Quantum Private Broadcasting

TL;DR

This paper explores quantum private broadcasting, presenting three methods to securely broadcast quantum messages to multiple recipients with optimized key lengths, including novel symmetric unitary t-designs.

Contribution

It introduces a new concept of symmetric unitary t-designs and demonstrates improved key length bounds for quantum private broadcasting.

Findings

Key length can be reduced to logarithmic in the number of recipients using unitary t-designs.

Symmetric unitary t-designs can further optimize key length based on the dimension of the symmetric subspace.

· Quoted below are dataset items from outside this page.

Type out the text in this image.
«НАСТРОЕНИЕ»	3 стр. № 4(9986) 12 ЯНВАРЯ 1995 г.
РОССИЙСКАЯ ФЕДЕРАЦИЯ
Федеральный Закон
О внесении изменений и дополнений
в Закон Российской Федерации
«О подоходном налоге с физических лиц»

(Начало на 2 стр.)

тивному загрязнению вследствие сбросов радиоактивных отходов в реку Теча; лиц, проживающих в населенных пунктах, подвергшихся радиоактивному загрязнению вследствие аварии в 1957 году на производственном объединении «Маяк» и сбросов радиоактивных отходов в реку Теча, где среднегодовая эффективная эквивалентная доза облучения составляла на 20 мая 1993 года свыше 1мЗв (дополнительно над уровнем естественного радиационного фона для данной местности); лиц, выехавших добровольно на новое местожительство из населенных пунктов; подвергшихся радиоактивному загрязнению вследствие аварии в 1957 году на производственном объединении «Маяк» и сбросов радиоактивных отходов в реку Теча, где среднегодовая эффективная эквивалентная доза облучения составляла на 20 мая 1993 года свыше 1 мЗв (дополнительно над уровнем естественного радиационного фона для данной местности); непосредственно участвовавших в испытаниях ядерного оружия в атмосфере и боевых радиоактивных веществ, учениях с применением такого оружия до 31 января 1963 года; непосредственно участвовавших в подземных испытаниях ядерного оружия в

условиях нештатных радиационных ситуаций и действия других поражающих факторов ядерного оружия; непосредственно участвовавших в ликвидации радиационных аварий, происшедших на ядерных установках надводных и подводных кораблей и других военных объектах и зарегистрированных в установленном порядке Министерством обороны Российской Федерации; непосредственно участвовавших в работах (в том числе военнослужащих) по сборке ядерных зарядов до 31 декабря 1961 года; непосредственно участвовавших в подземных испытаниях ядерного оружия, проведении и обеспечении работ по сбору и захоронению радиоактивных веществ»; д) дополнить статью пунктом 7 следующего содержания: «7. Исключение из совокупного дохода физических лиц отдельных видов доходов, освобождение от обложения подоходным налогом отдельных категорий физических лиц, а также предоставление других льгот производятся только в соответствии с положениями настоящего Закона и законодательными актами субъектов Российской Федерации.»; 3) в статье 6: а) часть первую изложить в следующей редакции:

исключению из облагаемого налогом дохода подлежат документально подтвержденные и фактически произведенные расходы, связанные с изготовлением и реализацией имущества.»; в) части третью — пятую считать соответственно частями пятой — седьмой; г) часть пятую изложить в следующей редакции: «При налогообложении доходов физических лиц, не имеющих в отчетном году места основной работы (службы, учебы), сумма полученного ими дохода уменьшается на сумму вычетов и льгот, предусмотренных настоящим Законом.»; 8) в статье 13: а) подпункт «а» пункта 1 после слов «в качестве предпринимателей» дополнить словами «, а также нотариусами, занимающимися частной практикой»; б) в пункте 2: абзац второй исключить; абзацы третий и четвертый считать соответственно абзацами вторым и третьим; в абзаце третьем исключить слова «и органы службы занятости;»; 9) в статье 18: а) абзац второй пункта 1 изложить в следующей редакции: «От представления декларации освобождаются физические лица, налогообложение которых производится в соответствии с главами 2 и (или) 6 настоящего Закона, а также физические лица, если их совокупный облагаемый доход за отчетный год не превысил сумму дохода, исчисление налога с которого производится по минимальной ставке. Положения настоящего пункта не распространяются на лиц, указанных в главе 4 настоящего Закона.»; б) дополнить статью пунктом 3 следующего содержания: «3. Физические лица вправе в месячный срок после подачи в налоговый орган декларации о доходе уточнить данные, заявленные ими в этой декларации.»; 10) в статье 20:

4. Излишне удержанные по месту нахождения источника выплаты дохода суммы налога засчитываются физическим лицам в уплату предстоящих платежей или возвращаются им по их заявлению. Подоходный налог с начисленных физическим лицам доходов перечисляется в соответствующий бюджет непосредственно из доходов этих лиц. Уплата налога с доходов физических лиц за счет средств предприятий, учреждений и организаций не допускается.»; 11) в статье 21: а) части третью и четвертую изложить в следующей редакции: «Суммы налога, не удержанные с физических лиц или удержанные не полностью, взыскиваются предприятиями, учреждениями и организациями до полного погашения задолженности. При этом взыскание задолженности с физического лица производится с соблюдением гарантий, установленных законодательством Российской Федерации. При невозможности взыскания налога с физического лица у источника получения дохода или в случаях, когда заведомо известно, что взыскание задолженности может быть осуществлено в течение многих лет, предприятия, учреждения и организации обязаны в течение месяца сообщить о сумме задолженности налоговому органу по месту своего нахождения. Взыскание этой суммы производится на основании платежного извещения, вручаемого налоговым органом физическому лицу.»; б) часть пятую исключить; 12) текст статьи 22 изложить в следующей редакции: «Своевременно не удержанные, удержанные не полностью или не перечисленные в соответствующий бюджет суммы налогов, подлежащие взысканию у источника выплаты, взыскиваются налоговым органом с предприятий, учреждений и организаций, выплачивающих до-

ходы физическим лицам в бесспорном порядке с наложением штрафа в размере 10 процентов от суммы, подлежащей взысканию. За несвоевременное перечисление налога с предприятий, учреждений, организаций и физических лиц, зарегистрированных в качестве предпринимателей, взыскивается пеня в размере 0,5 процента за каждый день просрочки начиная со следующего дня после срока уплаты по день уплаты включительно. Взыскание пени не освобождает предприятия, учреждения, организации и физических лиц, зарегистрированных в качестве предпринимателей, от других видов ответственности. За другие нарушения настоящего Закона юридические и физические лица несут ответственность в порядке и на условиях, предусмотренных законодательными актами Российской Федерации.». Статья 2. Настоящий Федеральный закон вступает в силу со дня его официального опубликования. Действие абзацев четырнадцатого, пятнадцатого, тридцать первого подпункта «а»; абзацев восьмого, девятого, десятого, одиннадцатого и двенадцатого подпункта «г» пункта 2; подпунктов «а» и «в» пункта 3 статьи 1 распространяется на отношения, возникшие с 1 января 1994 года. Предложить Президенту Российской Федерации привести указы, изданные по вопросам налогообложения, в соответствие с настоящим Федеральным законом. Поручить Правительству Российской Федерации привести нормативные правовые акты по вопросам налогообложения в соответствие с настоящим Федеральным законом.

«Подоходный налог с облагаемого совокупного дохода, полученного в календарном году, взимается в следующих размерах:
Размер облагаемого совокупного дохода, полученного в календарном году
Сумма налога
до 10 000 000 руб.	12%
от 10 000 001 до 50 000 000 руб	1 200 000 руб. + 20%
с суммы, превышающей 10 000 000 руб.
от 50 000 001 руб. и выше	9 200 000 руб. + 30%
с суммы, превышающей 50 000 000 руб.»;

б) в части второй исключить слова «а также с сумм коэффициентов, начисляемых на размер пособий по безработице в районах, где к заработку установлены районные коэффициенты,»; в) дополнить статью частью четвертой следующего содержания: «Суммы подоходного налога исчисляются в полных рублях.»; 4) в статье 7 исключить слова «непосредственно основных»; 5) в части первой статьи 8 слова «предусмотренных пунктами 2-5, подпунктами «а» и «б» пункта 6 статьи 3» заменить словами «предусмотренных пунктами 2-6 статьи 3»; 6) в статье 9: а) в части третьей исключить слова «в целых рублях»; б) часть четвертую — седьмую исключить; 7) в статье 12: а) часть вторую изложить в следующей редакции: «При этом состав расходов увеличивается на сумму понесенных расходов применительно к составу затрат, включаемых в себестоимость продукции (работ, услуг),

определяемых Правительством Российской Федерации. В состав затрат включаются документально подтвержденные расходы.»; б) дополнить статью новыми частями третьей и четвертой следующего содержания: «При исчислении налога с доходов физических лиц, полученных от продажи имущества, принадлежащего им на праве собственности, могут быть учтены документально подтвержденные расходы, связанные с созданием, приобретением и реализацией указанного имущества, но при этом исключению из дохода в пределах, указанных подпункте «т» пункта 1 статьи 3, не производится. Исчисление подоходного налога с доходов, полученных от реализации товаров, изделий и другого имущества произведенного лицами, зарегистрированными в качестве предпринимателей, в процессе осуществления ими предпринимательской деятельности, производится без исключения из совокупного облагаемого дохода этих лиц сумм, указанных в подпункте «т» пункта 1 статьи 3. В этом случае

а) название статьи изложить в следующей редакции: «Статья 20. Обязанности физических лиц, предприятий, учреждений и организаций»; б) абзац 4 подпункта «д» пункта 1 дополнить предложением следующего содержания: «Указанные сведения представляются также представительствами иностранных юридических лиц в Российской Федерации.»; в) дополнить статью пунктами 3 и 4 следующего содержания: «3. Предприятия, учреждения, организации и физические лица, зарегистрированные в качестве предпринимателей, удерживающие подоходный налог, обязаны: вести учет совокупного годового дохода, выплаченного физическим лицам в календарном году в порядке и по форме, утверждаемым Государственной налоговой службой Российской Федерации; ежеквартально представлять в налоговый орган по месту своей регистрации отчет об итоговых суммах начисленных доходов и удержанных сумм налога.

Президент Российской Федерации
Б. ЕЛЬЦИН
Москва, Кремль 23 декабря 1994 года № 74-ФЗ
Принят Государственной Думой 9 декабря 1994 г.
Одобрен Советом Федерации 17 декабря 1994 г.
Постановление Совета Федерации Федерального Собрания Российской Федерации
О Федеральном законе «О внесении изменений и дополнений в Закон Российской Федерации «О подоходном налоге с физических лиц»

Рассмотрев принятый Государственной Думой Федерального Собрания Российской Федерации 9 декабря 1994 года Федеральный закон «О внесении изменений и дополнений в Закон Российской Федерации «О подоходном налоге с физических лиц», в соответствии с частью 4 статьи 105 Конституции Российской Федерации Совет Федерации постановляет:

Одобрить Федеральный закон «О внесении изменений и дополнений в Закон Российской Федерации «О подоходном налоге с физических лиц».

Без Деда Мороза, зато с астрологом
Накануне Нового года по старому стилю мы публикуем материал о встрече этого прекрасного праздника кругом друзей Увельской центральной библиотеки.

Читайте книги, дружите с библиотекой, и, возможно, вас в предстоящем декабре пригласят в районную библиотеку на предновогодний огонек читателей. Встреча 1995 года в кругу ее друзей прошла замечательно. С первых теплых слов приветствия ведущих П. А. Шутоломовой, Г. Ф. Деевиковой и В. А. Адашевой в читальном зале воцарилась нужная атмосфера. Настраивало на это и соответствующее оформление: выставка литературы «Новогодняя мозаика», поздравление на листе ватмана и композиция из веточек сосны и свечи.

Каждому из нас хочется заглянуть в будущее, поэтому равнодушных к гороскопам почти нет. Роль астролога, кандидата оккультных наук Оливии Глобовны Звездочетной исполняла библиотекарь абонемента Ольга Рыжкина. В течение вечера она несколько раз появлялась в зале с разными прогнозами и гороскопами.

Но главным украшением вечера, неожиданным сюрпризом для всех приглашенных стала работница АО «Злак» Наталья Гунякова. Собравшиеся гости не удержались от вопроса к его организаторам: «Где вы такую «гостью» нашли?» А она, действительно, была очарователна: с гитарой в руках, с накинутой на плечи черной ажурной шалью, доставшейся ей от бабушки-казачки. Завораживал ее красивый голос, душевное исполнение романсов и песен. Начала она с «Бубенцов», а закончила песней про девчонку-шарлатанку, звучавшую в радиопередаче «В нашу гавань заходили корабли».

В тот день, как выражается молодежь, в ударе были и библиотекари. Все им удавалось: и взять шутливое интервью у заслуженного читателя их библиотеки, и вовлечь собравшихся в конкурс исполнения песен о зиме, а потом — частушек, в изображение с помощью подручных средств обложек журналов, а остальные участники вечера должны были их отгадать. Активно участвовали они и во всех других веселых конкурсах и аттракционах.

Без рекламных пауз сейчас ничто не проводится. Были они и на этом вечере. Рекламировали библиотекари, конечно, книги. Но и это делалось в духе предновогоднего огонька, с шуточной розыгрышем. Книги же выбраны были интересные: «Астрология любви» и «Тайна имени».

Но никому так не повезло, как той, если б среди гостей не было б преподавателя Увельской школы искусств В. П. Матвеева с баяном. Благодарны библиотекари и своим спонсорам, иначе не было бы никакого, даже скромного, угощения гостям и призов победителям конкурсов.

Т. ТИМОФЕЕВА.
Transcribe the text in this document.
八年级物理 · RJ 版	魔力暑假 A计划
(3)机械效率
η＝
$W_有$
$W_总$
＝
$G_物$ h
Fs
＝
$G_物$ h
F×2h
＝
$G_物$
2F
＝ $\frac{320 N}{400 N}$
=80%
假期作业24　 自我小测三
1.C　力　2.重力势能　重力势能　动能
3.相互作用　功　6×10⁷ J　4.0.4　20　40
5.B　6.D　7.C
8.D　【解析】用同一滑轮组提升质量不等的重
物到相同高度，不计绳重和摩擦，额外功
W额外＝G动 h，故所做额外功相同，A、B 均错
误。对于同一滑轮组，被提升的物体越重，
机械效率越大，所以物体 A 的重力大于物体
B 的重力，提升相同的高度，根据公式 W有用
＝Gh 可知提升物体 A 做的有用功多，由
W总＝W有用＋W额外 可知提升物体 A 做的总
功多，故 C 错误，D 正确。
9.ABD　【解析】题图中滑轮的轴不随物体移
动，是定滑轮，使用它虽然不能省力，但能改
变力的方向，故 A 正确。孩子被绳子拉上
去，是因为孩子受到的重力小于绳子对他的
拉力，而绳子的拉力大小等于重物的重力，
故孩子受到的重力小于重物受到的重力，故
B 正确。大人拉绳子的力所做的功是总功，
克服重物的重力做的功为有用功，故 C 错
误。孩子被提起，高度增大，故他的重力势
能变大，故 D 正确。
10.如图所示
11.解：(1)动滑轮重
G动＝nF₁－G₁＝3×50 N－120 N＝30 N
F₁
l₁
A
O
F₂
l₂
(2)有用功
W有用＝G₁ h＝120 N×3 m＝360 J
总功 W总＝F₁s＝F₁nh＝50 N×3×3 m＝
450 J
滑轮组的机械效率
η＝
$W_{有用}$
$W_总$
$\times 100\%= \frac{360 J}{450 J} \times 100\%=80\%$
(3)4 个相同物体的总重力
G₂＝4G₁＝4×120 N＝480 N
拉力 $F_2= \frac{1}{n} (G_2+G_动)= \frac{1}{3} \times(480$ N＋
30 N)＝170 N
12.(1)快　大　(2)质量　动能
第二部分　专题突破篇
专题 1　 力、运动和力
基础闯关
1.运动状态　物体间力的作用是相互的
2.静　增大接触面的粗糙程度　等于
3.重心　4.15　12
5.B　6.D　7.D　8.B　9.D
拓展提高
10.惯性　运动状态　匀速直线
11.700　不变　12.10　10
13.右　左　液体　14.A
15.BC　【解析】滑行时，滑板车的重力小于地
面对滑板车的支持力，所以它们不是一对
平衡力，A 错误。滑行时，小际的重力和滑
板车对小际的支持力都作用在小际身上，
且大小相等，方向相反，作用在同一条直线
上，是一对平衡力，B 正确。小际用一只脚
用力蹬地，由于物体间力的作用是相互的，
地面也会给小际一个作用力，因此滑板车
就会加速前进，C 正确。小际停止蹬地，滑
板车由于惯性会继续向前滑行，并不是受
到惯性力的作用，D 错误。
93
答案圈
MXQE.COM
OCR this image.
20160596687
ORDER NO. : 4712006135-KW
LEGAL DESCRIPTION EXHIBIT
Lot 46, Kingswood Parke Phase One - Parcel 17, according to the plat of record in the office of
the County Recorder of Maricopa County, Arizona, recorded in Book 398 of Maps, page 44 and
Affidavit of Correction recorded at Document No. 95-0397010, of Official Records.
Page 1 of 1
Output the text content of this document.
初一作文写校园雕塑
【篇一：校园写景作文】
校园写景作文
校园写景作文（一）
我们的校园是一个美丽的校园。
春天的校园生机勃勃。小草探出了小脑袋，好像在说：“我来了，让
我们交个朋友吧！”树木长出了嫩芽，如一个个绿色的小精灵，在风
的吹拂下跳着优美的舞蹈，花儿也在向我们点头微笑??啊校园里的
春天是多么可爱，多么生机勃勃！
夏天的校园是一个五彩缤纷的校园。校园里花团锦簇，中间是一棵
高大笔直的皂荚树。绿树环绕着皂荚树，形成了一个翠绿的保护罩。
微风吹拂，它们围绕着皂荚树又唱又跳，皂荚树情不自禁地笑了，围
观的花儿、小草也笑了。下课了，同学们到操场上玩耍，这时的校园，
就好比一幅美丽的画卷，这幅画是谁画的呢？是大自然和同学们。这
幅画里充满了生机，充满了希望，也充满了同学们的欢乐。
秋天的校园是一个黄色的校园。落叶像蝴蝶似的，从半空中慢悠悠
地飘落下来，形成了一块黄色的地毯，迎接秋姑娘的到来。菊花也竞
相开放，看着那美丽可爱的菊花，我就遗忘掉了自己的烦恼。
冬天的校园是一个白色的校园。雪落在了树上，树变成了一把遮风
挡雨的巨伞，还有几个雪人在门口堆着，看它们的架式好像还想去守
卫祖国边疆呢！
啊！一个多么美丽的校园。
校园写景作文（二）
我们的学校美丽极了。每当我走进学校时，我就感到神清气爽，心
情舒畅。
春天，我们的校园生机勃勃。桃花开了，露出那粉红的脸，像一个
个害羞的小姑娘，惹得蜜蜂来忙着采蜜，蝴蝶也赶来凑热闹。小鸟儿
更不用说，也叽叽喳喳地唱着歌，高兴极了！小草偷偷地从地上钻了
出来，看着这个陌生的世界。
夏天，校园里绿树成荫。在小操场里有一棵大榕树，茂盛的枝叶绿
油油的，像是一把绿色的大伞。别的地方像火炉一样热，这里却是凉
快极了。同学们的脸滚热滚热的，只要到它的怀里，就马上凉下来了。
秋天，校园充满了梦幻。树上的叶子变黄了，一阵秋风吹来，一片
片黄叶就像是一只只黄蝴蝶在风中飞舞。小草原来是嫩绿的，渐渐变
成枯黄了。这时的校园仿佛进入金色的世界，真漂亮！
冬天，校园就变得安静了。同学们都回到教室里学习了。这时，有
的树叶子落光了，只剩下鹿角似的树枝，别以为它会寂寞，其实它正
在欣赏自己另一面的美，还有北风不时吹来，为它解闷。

Three solutions for t-recipient quantum private broadcasting are compared in terms of key efficiency.

Abstract

In Private Broadcasting, a single plaintext is broadcast to multiple recipients in an encrypted form, such that each recipient can decrypt locally. When the message is classical, a straightforward solution is to encrypt the plaintext with a single key shared among all parties, and to send to each recipient a copy of the ciphertext. Surprisingly, the analogous method is insufficient in the case where the message is quantum (i.e. in Quantum Private Broadcasting (QPB)). In this work, we give three solutions to $t$-recipient Quantum Private Broadcasting ($t$-QPB) and compare them in terms of key lengths. The first method is the independent encryption with the quantum one-time pad, which requires a key linear in the number of recipients, $t$. We show that the key length can be decreased to be logarithmic in $t$ by using unitary $t$-designs. Our main contribution is to show that this can be improved to a key length that is logarithmic in the dimension of the symmetric subspace, using a new concept that we define of symmetric unitary $t$-designs, that may be of independent interest.